The former chief chose not to disclose specifics about the amount of money he lost, saying only that it involved “significant amounts of money” and that his behavior contributed to credit card debt he still owes.
The low point came in November 2015 when he went to Mohegan Sun “to prove I could stop gambling — and I didn’t.” On the ride home he realized he needed help, and found immediate support in a phone call to his brother.
“I started to look at it differently,” he said, adding that his wife and daughters have been extremely supportive — and weren’t entirely surprised to hear him say gambling had become an addiction.
Morgan, who since has been trained as an addiction recovery coach, urged lawmakers to dedicate 25 percent of any new revenues from gambling to treatment services.
“My illness doesn’t have a pill to take,” he told legislators. “My health and wellness comes from my counseling.”
Morgan added that “I have recovery and it’s fleeting,” noting that it only takes one lottery ticket purchase to bring his recovery right back to square one.
A significant percentage of suicides are linked to problem gambling, Morgan said. “When you think you are worth more dead than alive, suicide is something that you think about,” he said.
Sen. Tony Hwang of Fairfield, the ranking GOP senator on the public safety committee and one of the legislature’s most vocal opponents of gaming expansion, praised Morgan for sharing a story that should frighten everyone.
“It scares me from a general public standpoint,” Hwang said. “That could happen to anyone if it could happen to you.”
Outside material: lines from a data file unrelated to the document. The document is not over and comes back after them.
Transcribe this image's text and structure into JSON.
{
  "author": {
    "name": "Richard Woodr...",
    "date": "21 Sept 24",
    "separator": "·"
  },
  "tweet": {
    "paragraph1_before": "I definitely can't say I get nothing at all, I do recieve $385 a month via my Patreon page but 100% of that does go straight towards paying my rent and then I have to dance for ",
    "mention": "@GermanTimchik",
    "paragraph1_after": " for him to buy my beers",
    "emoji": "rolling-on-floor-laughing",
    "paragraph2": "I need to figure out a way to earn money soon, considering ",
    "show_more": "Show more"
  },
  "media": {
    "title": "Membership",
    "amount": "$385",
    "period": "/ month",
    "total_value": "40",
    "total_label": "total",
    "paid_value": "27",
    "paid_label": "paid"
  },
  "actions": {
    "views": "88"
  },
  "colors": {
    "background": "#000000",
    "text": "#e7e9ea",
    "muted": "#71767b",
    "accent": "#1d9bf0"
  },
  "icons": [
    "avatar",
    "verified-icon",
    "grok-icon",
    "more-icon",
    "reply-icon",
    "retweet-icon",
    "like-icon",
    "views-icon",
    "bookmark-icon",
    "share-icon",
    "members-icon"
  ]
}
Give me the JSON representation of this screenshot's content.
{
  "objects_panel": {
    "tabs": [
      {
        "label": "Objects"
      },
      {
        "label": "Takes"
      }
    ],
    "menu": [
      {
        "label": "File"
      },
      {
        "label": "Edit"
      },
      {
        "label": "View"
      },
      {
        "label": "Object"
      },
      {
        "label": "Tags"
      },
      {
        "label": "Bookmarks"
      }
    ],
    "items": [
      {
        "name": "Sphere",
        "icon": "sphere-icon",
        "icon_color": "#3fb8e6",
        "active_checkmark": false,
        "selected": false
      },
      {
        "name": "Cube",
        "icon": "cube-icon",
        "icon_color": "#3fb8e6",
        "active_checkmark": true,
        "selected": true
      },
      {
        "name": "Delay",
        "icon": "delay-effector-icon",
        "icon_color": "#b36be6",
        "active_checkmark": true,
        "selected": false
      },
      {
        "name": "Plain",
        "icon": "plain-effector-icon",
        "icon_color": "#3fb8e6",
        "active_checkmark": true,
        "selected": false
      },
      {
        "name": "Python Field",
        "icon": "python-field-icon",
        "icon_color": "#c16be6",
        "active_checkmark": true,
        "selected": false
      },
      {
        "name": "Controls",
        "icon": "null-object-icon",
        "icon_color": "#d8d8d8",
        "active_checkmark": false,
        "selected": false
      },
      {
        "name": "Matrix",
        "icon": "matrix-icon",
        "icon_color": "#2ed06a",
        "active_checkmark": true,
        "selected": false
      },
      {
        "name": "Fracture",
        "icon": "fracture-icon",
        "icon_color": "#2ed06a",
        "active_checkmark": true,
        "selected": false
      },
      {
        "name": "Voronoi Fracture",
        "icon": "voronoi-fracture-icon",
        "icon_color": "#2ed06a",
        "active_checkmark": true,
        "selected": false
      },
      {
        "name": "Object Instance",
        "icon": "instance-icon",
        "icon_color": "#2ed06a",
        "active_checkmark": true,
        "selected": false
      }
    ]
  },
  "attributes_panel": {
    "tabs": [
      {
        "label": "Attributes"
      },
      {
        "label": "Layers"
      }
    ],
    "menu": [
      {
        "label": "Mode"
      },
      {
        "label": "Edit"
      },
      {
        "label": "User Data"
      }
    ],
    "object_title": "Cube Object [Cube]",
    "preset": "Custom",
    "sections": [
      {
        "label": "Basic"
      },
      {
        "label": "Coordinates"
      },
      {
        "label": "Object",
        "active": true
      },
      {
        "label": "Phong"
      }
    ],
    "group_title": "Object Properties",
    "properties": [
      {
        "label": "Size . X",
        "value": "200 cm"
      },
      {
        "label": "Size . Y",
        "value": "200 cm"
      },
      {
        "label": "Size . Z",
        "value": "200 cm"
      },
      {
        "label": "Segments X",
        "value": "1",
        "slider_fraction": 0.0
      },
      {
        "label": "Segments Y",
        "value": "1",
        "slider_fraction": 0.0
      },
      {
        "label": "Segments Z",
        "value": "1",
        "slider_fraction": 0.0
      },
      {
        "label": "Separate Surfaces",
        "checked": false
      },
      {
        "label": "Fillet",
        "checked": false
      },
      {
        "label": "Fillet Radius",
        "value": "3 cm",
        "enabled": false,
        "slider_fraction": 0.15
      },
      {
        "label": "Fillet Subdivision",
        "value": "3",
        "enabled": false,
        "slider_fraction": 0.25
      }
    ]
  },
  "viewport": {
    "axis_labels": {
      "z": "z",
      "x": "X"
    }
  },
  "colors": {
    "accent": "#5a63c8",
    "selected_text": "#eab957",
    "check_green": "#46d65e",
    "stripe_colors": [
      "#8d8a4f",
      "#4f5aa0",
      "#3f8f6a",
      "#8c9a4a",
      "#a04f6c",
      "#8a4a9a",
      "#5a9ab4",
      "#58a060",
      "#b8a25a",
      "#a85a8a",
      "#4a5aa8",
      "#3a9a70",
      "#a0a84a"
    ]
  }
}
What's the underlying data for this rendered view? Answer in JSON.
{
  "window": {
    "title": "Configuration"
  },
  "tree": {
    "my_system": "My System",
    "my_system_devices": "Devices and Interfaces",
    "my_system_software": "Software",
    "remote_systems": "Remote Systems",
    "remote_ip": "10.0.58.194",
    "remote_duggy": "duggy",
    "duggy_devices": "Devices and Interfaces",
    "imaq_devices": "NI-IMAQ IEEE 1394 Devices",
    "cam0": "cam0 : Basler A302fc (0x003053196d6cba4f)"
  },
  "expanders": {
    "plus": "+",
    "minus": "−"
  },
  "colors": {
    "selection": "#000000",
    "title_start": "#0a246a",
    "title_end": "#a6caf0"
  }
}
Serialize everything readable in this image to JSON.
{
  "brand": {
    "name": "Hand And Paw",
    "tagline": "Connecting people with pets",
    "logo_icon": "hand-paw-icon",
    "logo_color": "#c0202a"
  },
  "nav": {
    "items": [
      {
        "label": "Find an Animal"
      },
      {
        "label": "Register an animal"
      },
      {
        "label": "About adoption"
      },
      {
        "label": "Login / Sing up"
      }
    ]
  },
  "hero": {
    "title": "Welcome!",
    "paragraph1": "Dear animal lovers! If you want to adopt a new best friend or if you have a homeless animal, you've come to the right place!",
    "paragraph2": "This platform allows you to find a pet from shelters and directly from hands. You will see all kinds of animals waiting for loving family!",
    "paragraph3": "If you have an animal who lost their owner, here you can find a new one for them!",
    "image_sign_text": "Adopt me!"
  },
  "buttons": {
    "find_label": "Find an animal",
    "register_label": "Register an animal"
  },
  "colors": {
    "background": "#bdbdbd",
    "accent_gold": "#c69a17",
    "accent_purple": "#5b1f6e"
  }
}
Others who testified Tuesday also urged more money for treatment, but said Connecticut first must face the scope of its gambling problem.
The state last launched a gambling study in 2008. And though legislators gave themselves 10 years for the next one, they still missed their 2018 deadline, waiving it when they budgeted no funds for a new analysis.
“Problem gambling is also increasing at an alarming rate among our youth, due in part to the increasingly blurred lines between video-gaming and gambling, said Diana Goode, executive director of the Connecticut Council on Problem Gambling.
As much as 3 percent of the adult population, about 35,000 Connecticut residents, admits to currently having a gambling disorder and 287,000 are at risk of developing one during their lifetime, Goode said.
Michele Mudrick, director of the Coalition Against Casino Expansion in Connecticut — a grassroots, faith-based collective — urged lawmakers to avoid a key flaw in the last study.
The 2008 analysis was prepared by Spectrum Gaming Group, whose executive testified that he had also performed work for the tribal casinos.
The next report “must be performed with no conflict of interest or bias,” Mudrick said. “We recommend hiring an independent expert or experts who can give our state a true picture of the social and economic costs of casinos.”
But others said the state could add expand gaming in some ways in a responsible fashion.
Greg Smith, president and CEO of the Connecticut Lottery Corporation, asked legislators to allow lottery ticket sales and sports betting through its website.
The corporation projects revenues could grow $50 million over the next five years combined, with no loss of business to retail merchants. That’s because online sales should increase overall interest in lottery ticket purchases.
Still, Smith said, there are are numerous responsible gambling provisions.
There would be no online scratch ticket sales.
The problem gambling helpline would be displayed throughout the lottery website, and pop-up reminders would appear if visitors stay on the purchasing page too long.
Individuals also would be limited to one debit or credit card to purchase tickets online, and there would be a time limit to buy tickets.
“The responsible gaming controls related to the lottery are far more stringent than anything we can do at retail, and they are applied on every purchase,” Smith said.
But Morgan said if Connecticut wants to treat problem gambling, it must be prepared to invest some of its gaming receipts in treatment.
As a police officer, “people didn’t expect me to have a problem, or to need help,” Morgan said. “I did. If I can tell people that, if I can make a difference, I can sleep at night.”